Characterization of SARS-CoV-2 N protein reveals multiple functional consequences of the C-terminal domain (preprint)

Nucleocapsid protein (N) is the most abundant viral protein encoded by SARS-CoV-2, the causative agent of COVID-19. N plays key roles at different steps in the replication cycle and is used as a serological marker of infection. Here we characterize the biochemical properties of SARS-CoV-2 N. We define the N domains important for oligomerization and RNA binding that are associated with spherical droplet formation and suggest that N accessibility and assembly may be regulated by phosphorylation. We also map the RNA binding interface using hydrogen-deuterium exchange mass spectrometry. Finally, we find that the N protein C-terminal domain is the most immunogenic by sensitivity, based upon antibody binding to COVID-19 patient samples from the US and Hong Kong. Together, these findings uncover domain-specific insights into the significance of SARS-CoV-2 N and highlight the diagnostic value of using N domains as highly specific and sensitive markers of COVID-19.

Inhibitors of VPS34 and lipid metabolism suppress SARS-CoV-2 replication (preprint)

Therapeutics targeting replication of SARS coronavirus 2 (SARS-CoV-2) are urgently needed. Coronaviruses rely on host membranes for entry, establishment of replication centers and egress. Compounds targeting cellular membrane biology and lipid biosynthetic pathways have previously shown promise as antivirals and are actively being pursued as treatments for other conditions. Here, we tested small molecule inhibitors that target membrane dynamics or lipid metabolism. Included were inhibitors of the PI3 kinase VPS34, which functions in autophagy, endocytosis and other processes; Orlistat, an inhibitor of lipases and fatty acid synthetase, is approved by the FDA as a treatment for obesity; and Triacsin C which inhibits long chain fatty acyl-CoA synthetases. VPS34 inhibitors, Orlistat and Triacsin C inhibited virus growth in Vero E6 cells and in the human airway epithelial cell line Calu-3, acting at a post-entry step in the virus replication cycle. Of these the VPS34 inhibitors exhibit the most potent activity.

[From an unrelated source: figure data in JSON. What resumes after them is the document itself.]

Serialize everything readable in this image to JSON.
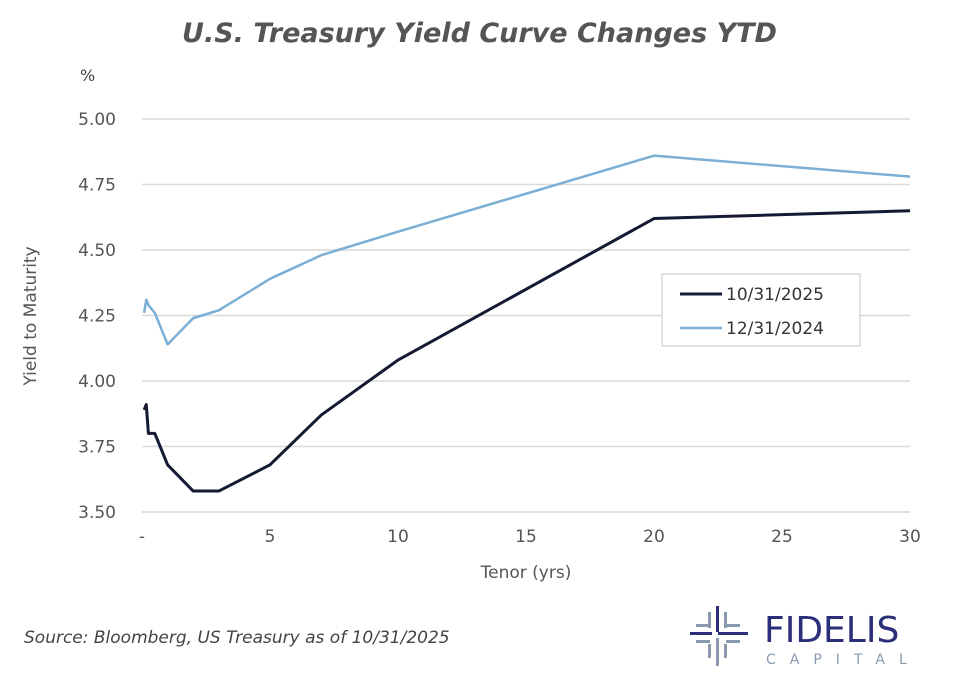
{
  "chart_data": {
    "type": "line",
    "title": "U.S. Treasury Yield Curve Changes YTD",
    "unit_label": "%",
    "xlabel": "Tenor (yrs)",
    "ylabel": "Yield to Maturity",
    "xlim": [
      0,
      30
    ],
    "ylim": [
      3.5,
      5.0
    ],
    "x_ticks": [
      0,
      5,
      10,
      15,
      20,
      25,
      30
    ],
    "x_tick_labels": [
      "-",
      "5",
      "10",
      "15",
      "20",
      "25",
      "30"
    ],
    "y_ticks": [
      3.5,
      3.75,
      4.0,
      4.25,
      4.5,
      4.75,
      5.0
    ],
    "y_tick_labels": [
      "3.50",
      "3.75",
      "4.00",
      "4.25",
      "4.50",
      "4.75",
      "5.00"
    ],
    "grid": "horizontal",
    "legend_position": "right-middle",
    "x": [
      0.083,
      0.167,
      0.25,
      0.5,
      1,
      2,
      3,
      5,
      7,
      10,
      20,
      30
    ],
    "series": [
      {
        "name": "10/31/2025",
        "color": "#141a33",
        "values": [
          3.89,
          3.91,
          3.8,
          3.8,
          3.68,
          3.58,
          3.58,
          3.68,
          3.87,
          4.08,
          4.62,
          4.65
        ]
      },
      {
        "name": "12/31/2024",
        "color": "#7bafd6",
        "values": [
          4.26,
          4.31,
          4.29,
          4.26,
          4.14,
          4.24,
          4.27,
          4.39,
          4.48,
          4.57,
          4.86,
          4.78
        ]
      }
    ]
  },
  "source": "Source: Bloomberg, US Treasury as of 10/31/2025",
  "logo": {
    "name": "FIDELIS",
    "sub": "CAPITAL",
    "color": "#2b2f7a"
  }
}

Propagation, inactivation, and safety testing of SARS-CoV-2 (preprint)

In late 2019, a novel coronavirus, severe acute respiratory syndrome coronavirus 2 (SARS-CoV-2) emerged in Wuhan, the capital of the Chinese province Hubei. Since then, SARS-CoV-2 has been responsible for a worldwide pandemic resulting in over 4 million infections and over 250,000 deaths. The pandemic has instigated widespread research related to SARS-CoV-2 and the disease that it causes, COVID-19. Research into this new virus will be facilitated by the availability of clearly described and effective procedures that enable the propagation and quantification of infectious virus. Because work with the virus is recommended to be performed at biosafety level 3, validated methods to effectively inactivate the virus to enable safe study of RNA, DNA and protein from infected cells are also needed. Here, we report methods used to grow SARS-CoV-2 in multiple cell lines and to measure virus infectivity by plaque assay using either agarose or microcrystalline cellulose as an overlay as well as a SARS-CoV-2 specific focus forming assay. We also demonstrate effective inactivation by TRIzol, 10% neutral buffered formalin, beta propiolactone, and heat.